Estos cerebros de circuitos alambrados, ahítos de información, como el ChatGPT, son capaces de mantener una conversación sobre cualquier tema, responder a preguntas complejas, elaborar informes técnicos y tesis de grado, y traducir cualquier lengua. Lo mismo puede hacer Bing, otro de los cerebros artificiales, o Bardo, más sofisticado en términos de imitar la creación literaria, porque Bardo es, sobre todo, poeta, una “herramienta creativa” capaz de escribir odas o sonetos, o versos blancos, a solicitud y gusto del cliente.
Pero además de plagiarios, estos cerebros tienen otras inclinaciones malignas. Los “deepfakes”, por ejemplo, producen imágenes y voces que toman como modelo a una personal real, y la sustituyen, adueñándose de su apariencia y de sus expresiones. A través de estos “medios sintéticos”, alguien aparece en pantalla dando opiniones que no son las suyas, calumniando o difamando a otro, y son capaces de engañar hasta a los mismos algoritmos y a los identificadores biométricos. Una nueva forma de suplantación de identidades que da paso a nuevas ramas de delitos, porque estas “personas alternas”, que se apropian de tu alma y de tu cuerpo, pueden estafar y defraudar, abrir en tu nombre cuentas bancarias, o vaciarlas.
O prestarse al ejercicio de la pornografía infantil. A través de la substitución de imágenes los deepfakes son capaces de desnudar a las personas. El cerebro artificial imagina el cuerpo, tras calcular sus volúmenes y proporciones, y le quita la ropa, sea un adulto o un niño. Es lo que acaba de ocurrir en España con unos menores de edad en la localidad de Almendralejo en Badajoz, Extremadura.
En todo hay grandes paradojas.
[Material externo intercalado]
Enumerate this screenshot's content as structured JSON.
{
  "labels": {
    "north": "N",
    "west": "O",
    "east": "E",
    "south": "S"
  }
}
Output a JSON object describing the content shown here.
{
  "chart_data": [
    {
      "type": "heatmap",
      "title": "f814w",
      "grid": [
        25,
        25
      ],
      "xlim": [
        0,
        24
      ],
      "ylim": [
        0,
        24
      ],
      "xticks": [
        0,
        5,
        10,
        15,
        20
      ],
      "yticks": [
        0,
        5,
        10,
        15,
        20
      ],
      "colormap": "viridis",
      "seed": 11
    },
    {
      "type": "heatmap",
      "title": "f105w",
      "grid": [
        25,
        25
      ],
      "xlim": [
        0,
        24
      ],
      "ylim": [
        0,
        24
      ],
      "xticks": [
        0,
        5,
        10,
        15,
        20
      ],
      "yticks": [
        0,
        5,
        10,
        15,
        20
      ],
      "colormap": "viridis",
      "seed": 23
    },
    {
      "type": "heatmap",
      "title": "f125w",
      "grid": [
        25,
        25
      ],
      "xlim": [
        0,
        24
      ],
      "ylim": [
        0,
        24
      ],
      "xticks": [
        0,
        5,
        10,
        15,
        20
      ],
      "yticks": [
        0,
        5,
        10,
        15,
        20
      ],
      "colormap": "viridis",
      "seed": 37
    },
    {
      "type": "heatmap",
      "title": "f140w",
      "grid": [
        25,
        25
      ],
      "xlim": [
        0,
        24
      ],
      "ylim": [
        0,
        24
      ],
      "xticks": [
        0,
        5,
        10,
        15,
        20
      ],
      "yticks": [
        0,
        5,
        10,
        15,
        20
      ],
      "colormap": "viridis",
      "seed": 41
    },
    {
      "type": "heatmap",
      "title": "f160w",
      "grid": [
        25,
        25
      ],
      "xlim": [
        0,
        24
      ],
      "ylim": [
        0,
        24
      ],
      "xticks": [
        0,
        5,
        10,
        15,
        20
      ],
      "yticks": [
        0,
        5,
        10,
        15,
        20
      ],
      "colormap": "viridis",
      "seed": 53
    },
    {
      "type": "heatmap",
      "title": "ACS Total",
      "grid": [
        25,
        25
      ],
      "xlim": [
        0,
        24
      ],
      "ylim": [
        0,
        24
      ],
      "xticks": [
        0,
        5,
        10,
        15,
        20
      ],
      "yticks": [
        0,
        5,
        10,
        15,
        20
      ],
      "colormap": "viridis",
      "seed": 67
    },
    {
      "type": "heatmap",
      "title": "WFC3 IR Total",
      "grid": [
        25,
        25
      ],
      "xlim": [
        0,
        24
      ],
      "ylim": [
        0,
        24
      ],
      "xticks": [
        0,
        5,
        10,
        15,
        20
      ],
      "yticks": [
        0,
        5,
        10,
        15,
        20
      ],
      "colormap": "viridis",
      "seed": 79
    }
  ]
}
La inteligencia artificial no se creó sola, es hija de la inteligencia natural. Walter Isaacson, autor de la biografía de Steve Jobs, cuenta que, a la hora de la cena, este tenía prohibido a sus hijos sacar una tableta, o una computadora; debía discutirse sobre libros, sobre literatura, sobre historia. “Y los niños no parecían adictos a esos aparatos”.
Y en las escuelas de primaria en Silicon Valley, adonde acuden los hijos de los inventores de la inteligencia artificial, allí donde se diseñan y fabrican los grandes cerebros capaces de delinquir, el uso de cualquier artefacto electrónico está proscrito. Preparan a los niños para la vida como seres análogos, como futuros emigrantes, lejos aún de la enajenación del mundo de los nativos digitales. Las maestras son de carne y hueso, las pizarras son de verdad, y se escribe sobre ellas con tiza, hay láminas del cuerpo humano, y mapas y globos terráqueos como los de antes, y los niños utilizan cuadernos de papel, lápices de grafito, y bolígrafos.
Quienes están cambiando el mundo inventando cerebros capaces de alterar la vida social de manera tan profunda, y abrir el futuro a planos insospechados, reservan para sus hijos el pasado tradicional que puede tocarse, mientras fuera de esas paredes escolares, la irrealidad se multiplica en espejismos para que lo falso sustituya a lo verdadero, libros, rostros, voces.